The government’s scientific advisors have foreseen and warned that the Coronavirus prevalence, and resulting deaths and hospitalisations, are on the surge faster than their most dreadful predictions.
Flanking Johnson at the announcement, Chief Medical Officer Chris Whitty said that under the current trajectory hospital intensive care units and ventilator capacity could be overwhelmed by early December.
Patrick Vallance, the Chief Scientific Adviser reported that there was the potential for twice as many deaths as during the first wave of the COVID-19 outbreak.
– ‘No apologies’ –
Britain is already listed among the hardest-hit countries in Europe, with the total Covid-19 related deaths nearing 47,000, after another 326 fatalities were earlier announced.
Some European countries and the devolved governments in Scotland, Wales and Northern Ireland have already reimposed partial lockdowns to try to curtail their increase rates.
Boris’s government, which is regulated for health policy in England strictly, had resisted the urge, frightening the economic fallout.
Instead it has carried on with a localised feedback system that relies on three tiers of Covid-19 alert.
Only at the soaring level, inflict in recent weeks on a number of regions and cities in central and northern England, are pubs and bars closed and indoor socialising banned.

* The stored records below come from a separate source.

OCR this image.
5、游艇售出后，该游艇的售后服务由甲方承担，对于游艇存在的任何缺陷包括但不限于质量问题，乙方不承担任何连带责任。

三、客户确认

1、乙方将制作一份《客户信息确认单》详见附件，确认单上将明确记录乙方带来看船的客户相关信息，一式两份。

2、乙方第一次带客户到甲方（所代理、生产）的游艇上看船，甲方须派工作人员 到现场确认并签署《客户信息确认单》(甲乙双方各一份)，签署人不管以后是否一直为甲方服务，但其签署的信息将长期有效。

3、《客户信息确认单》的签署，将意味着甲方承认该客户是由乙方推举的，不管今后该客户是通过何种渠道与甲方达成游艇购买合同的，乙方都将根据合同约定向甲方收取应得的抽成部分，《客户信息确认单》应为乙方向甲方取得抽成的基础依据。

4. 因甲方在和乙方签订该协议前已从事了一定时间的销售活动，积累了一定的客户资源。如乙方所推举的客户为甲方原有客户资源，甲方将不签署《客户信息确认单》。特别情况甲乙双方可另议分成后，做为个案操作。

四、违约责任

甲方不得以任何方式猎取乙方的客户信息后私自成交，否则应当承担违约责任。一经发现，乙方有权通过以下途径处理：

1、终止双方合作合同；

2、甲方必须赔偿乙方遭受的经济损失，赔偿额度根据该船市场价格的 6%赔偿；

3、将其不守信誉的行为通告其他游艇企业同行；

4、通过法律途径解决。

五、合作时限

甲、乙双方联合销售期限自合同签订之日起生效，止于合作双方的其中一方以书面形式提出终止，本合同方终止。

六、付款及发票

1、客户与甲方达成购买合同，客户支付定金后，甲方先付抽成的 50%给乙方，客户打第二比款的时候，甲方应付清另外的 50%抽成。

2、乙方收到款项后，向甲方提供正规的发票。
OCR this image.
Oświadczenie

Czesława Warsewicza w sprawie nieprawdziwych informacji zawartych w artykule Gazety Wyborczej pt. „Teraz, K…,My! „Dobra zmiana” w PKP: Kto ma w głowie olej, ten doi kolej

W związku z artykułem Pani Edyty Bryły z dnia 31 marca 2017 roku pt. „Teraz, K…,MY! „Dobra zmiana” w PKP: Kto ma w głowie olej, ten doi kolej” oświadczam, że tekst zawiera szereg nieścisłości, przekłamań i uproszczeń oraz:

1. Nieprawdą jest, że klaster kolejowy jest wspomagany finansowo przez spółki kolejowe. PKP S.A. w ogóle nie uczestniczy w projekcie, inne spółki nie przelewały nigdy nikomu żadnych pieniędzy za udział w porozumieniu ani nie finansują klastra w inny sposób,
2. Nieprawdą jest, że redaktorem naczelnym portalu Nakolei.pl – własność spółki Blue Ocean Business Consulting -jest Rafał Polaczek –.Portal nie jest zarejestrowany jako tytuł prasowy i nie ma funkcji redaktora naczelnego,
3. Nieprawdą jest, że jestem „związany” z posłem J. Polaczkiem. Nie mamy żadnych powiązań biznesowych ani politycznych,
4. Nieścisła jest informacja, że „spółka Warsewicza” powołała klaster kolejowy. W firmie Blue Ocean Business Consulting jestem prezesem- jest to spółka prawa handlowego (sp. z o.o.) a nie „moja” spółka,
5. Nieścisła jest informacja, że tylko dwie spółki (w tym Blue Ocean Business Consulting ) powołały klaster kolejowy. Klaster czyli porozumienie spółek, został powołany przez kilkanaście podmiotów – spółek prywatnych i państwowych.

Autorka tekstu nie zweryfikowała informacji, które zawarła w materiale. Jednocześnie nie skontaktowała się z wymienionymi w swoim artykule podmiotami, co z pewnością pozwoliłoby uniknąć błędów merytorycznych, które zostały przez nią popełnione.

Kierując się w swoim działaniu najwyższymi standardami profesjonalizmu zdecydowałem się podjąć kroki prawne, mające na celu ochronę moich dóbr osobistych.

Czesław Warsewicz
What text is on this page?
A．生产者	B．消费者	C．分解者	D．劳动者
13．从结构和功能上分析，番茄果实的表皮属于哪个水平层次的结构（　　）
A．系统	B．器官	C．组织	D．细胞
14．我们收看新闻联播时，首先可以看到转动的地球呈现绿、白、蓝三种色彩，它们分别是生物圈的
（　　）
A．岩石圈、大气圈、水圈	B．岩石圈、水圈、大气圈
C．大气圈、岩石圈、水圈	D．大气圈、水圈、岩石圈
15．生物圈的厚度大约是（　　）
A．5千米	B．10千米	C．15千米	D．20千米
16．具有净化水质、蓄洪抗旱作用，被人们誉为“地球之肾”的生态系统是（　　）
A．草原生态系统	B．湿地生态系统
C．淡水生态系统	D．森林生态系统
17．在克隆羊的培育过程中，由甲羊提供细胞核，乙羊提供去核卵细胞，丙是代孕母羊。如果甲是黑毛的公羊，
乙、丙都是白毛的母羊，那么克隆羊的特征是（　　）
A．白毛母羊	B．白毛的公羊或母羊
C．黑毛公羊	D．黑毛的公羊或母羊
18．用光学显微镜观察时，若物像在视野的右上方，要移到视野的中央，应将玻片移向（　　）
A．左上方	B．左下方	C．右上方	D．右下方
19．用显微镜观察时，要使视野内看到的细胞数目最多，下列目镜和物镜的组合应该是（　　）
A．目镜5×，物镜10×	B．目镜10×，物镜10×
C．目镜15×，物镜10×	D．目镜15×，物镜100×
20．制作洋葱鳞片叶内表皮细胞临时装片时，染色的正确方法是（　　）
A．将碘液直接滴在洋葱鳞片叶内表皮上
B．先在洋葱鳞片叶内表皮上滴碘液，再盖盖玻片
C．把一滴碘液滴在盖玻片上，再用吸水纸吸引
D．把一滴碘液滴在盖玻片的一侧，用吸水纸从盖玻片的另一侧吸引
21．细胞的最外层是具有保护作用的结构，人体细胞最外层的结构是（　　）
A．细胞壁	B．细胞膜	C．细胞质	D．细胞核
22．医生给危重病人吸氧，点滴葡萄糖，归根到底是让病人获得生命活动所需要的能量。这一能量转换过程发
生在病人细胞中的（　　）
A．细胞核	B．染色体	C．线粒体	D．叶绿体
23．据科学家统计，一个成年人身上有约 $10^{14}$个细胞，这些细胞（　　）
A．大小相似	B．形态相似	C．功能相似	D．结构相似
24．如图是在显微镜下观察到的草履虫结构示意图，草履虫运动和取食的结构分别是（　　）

Last month, the government’s Scientific Advisory Group for Emergencies (SAGE) recommended a two-week national “circuit-breaker” lockdown over the half-term school holidays this past week, but Johnson declined the move.
On Saturday, Boris safeguarded the policy on adding: “It’s true that the course of the pandemic has changed and it’s right that the government should change and modulate its response in accordance, and I make absolutely no apologies for that.”
– ‘Very difficult choices’ –
But his commentators say that holding up the decision has arised in the need for an even longer lockdown now.
On Twitter, Sadiq Khan, who is London mayor who is of the main opposition, tweeted “Government delay has cost both lives and livelihoods,”
The British premier has also accepted hard hostility to another lockdown from within his own ruling Conservative party, from right-wing newspapers and also doctors and scientists who believe that lockdowns do not work and are too damaging.
One Tory MP, Steve Baker, met Johnson in Downing Street Saturday and afterwards admitted his boss faced “very difficult choices”.
Johnson earlier this year contracted COVID-19 and was treated in intensive care unit, though he was criticised for a slow response to the outbreak, delaying locking down Britain even as the number of positive cases and deaths spiralled across Europe.
Late March, Johnson, eventually imposed a national lockdown, locking down all non-essential shops and schools, and forcing millions to work from home to cut transmission surge rates.
The stay-at-home guidelines and regulations were lifted in June as cases decrease, with Johnson declaring in July the country could see “a more significant return to normality from November… possibly in time for Christmas in December”.